Газдрубал притянул парня к себе и прокричал имя ему в ухо.
Четыре дня. Мы находились на форуме древнего римского города Суфетула. Над нами возвышались три храма, самый большой был посвящен Юпитеру, справа от него стоял посвященный Юноне, слева — Минерве. То, что римляне выстроили здесь такой великолепный город с широкими улицами, парящими арками и высящимися колоннами, было поистине чудом.
Но я не разглядывала храмы. Я отошла в тень Ворот Антонина, ведущих в этот замечательный город, и разглядывала нашу группу. Я поняла, что была так поглощена частностями путешествия — придет ли автобус вовремя, можно ли отложить ужин на полчаса, чтобы подольше побыть на объекте, учтены ли запросы всех — что совершенно не смотрела на них как на личностей.
Я знала, что среди них находится преступник, но не знала, кто это. И думала, что если внимательно присмотрюсь к ним, ответ будет ясен. Я искала раздраженной нотки, неуместного жеста, соскользнувшей на миг маски. Однако все казались мне совершенно обычными людьми.

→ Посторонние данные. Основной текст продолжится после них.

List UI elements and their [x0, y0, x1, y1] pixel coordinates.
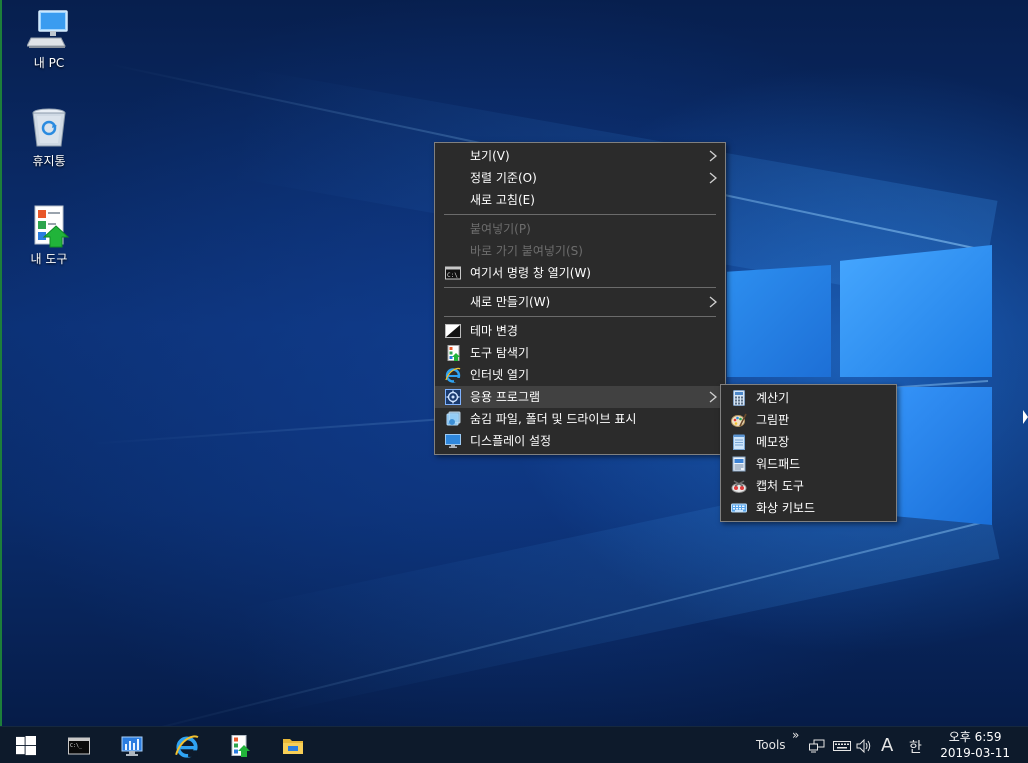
chevron-right-icon [709, 172, 717, 184]
menu-separator [444, 316, 716, 317]
network-icon[interactable] [809, 739, 825, 753]
paint-icon [731, 413, 747, 427]
menu-item-label: 새로 만들기(W) [470, 295, 551, 309]
taskbar-file-explorer[interactable] [266, 727, 318, 763]
menu-item-label: 붙여넣기(P) [470, 222, 531, 236]
submenu-item-notepad[interactable]: 메모장 [721, 431, 896, 453]
menu-item-paste-shortcut: 바로 가기 붙여넣기(S) [435, 240, 725, 262]
internet-explorer-icon [175, 735, 199, 758]
wordpad-icon [732, 456, 746, 472]
chevron-right-icon [709, 296, 717, 308]
applications-submenu: 계산기 그림판 메모장 워드패드 캡처 도구 화상 키보드 [720, 384, 897, 522]
menu-item-label: 새로 고침(E) [470, 193, 535, 207]
snipping-tool-icon [731, 480, 747, 493]
svg-text:C:\: C:\ [447, 272, 458, 279]
menu-item-sort-by[interactable]: 정렬 기준(O) [435, 167, 725, 189]
taskbar-command-prompt[interactable]: C:\_ [52, 727, 104, 763]
menu-item-label: 화상 키보드 [756, 501, 816, 515]
menu-item-label: 여기서 명령 창 열기(W) [470, 266, 591, 280]
menu-item-change-theme[interactable]: 테마 변경 [435, 320, 725, 342]
menu-item-new[interactable]: 새로 만들기(W) [435, 291, 725, 313]
desktop-context-menu: 보기(V) 정렬 기준(O) 새로 고침(E) 붙여넣기(P) 바로 가기 붙여… [434, 142, 726, 455]
performance-monitor-icon [121, 736, 143, 756]
display-icon [445, 434, 461, 448]
menu-item-show-hidden-files[interactable]: 숨김 파일, 폴더 및 드라이브 표시 [435, 408, 725, 430]
chevron-right-icon [709, 150, 717, 162]
menu-item-label: 메모장 [756, 435, 790, 449]
desktop-icon-label: 내 PC [33, 56, 65, 70]
taskbar-my-tools[interactable] [213, 727, 265, 763]
internet-explorer-icon [445, 367, 461, 383]
window-edge [0, 0, 2, 726]
calculator-icon [733, 390, 745, 406]
taskbar: C:\_ Tools » A 한 오후 6:59 2019-03-11 [0, 726, 1028, 763]
input-mode-indicator[interactable]: A [881, 735, 893, 756]
desktop-icon-label: 내 도구 [30, 252, 68, 266]
submenu-item-on-screen-keyboard[interactable]: 화상 키보드 [721, 497, 896, 519]
chevron-right-icon [709, 391, 717, 403]
menu-item-refresh[interactable]: 새로 고침(E) [435, 189, 725, 211]
taskbar-performance-monitor[interactable] [105, 727, 157, 763]
menu-item-label: 인터넷 열기 [470, 368, 530, 382]
clock-time: 오후 6:59 [948, 730, 1002, 744]
theme-icon [445, 324, 461, 338]
menu-item-label: 캡처 도구 [756, 479, 804, 493]
applications-icon [445, 389, 461, 405]
notepad-icon [733, 434, 745, 450]
menu-item-label: 테마 변경 [470, 324, 518, 338]
menu-item-paste: 붙여넣기(P) [435, 218, 725, 240]
menu-item-label: 보기(V) [470, 149, 510, 163]
menu-item-label: 디스플레이 설정 [470, 434, 552, 448]
menu-item-label: 정렬 기준(O) [470, 171, 537, 185]
wallpaper-window-pane [840, 245, 992, 377]
taskbar-clock[interactable]: 오후 6:59 2019-03-11 [940, 729, 1010, 761]
menu-item-display-settings[interactable]: 디스플레이 설정 [435, 430, 725, 452]
desktop-icon-this-pc[interactable]: 내 PC [14, 8, 84, 71]
keyboard-icon[interactable] [833, 741, 851, 751]
menu-item-open-internet[interactable]: 인터넷 열기 [435, 364, 725, 386]
menu-item-applications[interactable]: 응용 프로그램 [435, 386, 725, 408]
submenu-item-wordpad[interactable]: 워드패드 [721, 453, 896, 475]
hidden-files-icon [446, 411, 461, 426]
toolbar-overflow-chevron-icon[interactable]: » [792, 728, 799, 742]
folder-icon [283, 739, 303, 754]
command-prompt-icon: C:\ [445, 266, 461, 280]
desktop-icon-recycle-bin[interactable]: 휴지통 [14, 106, 84, 169]
submenu-item-paint[interactable]: 그림판 [721, 409, 896, 431]
menu-item-label: 계산기 [756, 391, 790, 405]
menu-item-label: 그림판 [756, 413, 790, 427]
menu-item-label: 응용 프로그램 [470, 390, 541, 404]
menu-item-label: 숨김 파일, 폴더 및 드라이브 표시 [470, 412, 637, 426]
tool-explorer-icon [447, 345, 460, 361]
svg-text:C:\_: C:\_ [70, 743, 83, 749]
my-tools-icon [27, 204, 71, 248]
my-tools-icon [231, 735, 250, 757]
menu-item-open-command-window[interactable]: C:\ 여기서 명령 창 열기(W) [435, 262, 725, 284]
menu-item-label: 도구 탐색기 [470, 346, 530, 360]
menu-separator [444, 214, 716, 215]
submenu-item-calculator[interactable]: 계산기 [721, 387, 896, 409]
start-button[interactable] [1, 727, 53, 763]
wallpaper-window-pane [727, 265, 831, 377]
submenu-item-snipping-tool[interactable]: 캡처 도구 [721, 475, 896, 497]
menu-item-label: 워드패드 [756, 457, 801, 471]
clock-date: 2019-03-11 [940, 746, 1010, 760]
computer-icon [26, 8, 71, 52]
volume-icon[interactable] [856, 739, 874, 753]
desktop-icon-my-tools[interactable]: 내 도구 [14, 204, 84, 267]
menu-separator [444, 287, 716, 288]
on-screen-keyboard-icon [731, 503, 747, 513]
desktop-icon-label: 휴지통 [32, 154, 66, 168]
tools-toolbar-label[interactable]: Tools [756, 738, 786, 752]
recycle-bin-icon [27, 106, 71, 150]
ime-language-indicator[interactable]: 한 [909, 737, 922, 757]
windows-logo-icon [16, 736, 36, 756]
menu-item-label: 바로 가기 붙여넣기(S) [470, 244, 583, 258]
menu-item-tool-explorer[interactable]: 도구 탐색기 [435, 342, 725, 364]
menu-item-view[interactable]: 보기(V) [435, 145, 725, 167]
taskbar-internet-explorer[interactable] [159, 727, 211, 763]
command-prompt-icon: C:\_ [68, 737, 90, 755]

Перед храмом Юпитера дружно смеялись Клифф и Сьюзи. После отъезда Кэтрин она, видимо, нацелилась на Клиффа как на будущего мужа, и он, как будто, наслаждался ее обществом. У меня мелькнула мысль, что, возможно, Сьюзи, отчаянно ищущая нового спутника жизни, устраивала беспорядок в одежде Кэтрин и даже столкнула соперницу с лестницы, чтобы та испугалась и уехала. Однако, наблюдая, как Сьюзи снует по площади, я не могла поверить, что она виновна.

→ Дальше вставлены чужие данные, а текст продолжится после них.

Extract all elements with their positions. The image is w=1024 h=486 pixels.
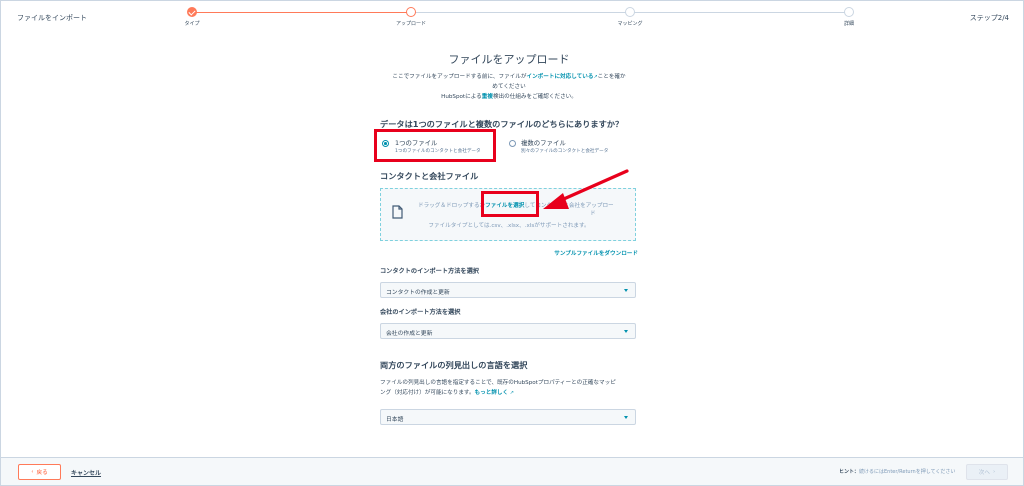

Честити, чей бесстыдный и вместе с тем невинный флирт с Эмилем был отвергнут, снова превратилась в страдающую, возможно, дефективную девушку-подростка. Стоя в углу в одиночестве, она зажгла спичку, смотрела на огонь и бросила ее в песок под ногами, лишь когда обожгла кончики пальцев. В последние два дня она очень нуждалась в моем внимании, просила помочь в покупке сувениров для подруг или проверить ее сумку, все ли взято, что нужно. Внезапно я больше не смогла наблюдать, как она занимается этим. Прошла по форуму, вырвала у нее спички и сказала:
— Честити, перестань! Ты навредишь себе.
— Она даже не замечает, что я это делаю.
— Кто не замечает?
— Моя мать.
— Замечает.
— Тогда ей все равно.
— Не все равно, Честити, поверь мне.
— Она прогнала его.
— Кого? — спросила я, подумав, не имеет ли девушка в виду Эмиля.
— Моего отца.
Так вот что было причиной всего этого. Зажигания спичек, жалких попыток заставить Эмиля замечать ее. Она соперничала с матерью за мужчину, потому что мать не могла заполучить или удержать представителя сильного пола.
— Твои мать и отец не ладят. Очень жаль. Но это не значит, что кто-то из них перестал любить тебя, — сказала я и попыталась обнять ее за плечи. Она увернулась от меня и обратила взгляд к матери.
Марлен, тоже отвергнутая Эмилем, теперь возлагала слабые надежды на Брайерса. Когда он говорил с экспансивными жестами и очень представительной мужской внешностью, к которой и она, и я были неравнодушны, Марлен не сводила с него глаз, лицо ее выражало то, что я могу назвать только страстным желанием.
— Ненавижу ее, — сказала Честити.
Нора тоже уделяла Брайерсу серьезное внимание, поворачивала голову, когда он указывал на то или другое, подавалась вперед, чтобы лучше слышать. Позади нее смеялись Сьюзи и Клифф, но теперь Нора не возвращалась к нему. Казалось, что связывающие их узы ослабли под жарким африканским солнцем. Она повернулась к Честити, посмотрела на нее и пошла к ней. Я наблюдала, как она заговорила с девушкой, потом взяла ее за руку и повела к группе. Честити сперва упиралась, потом пошла. Это так не походило на Нору, женщину, которая держалась очень замкнуто, общалась только с Клиффом, что я едва верила своим глазам. Я могла только восхищаться тем, как она вернула Честити обратно в группу, сделала то, чего не могли ни я, ни ее мать.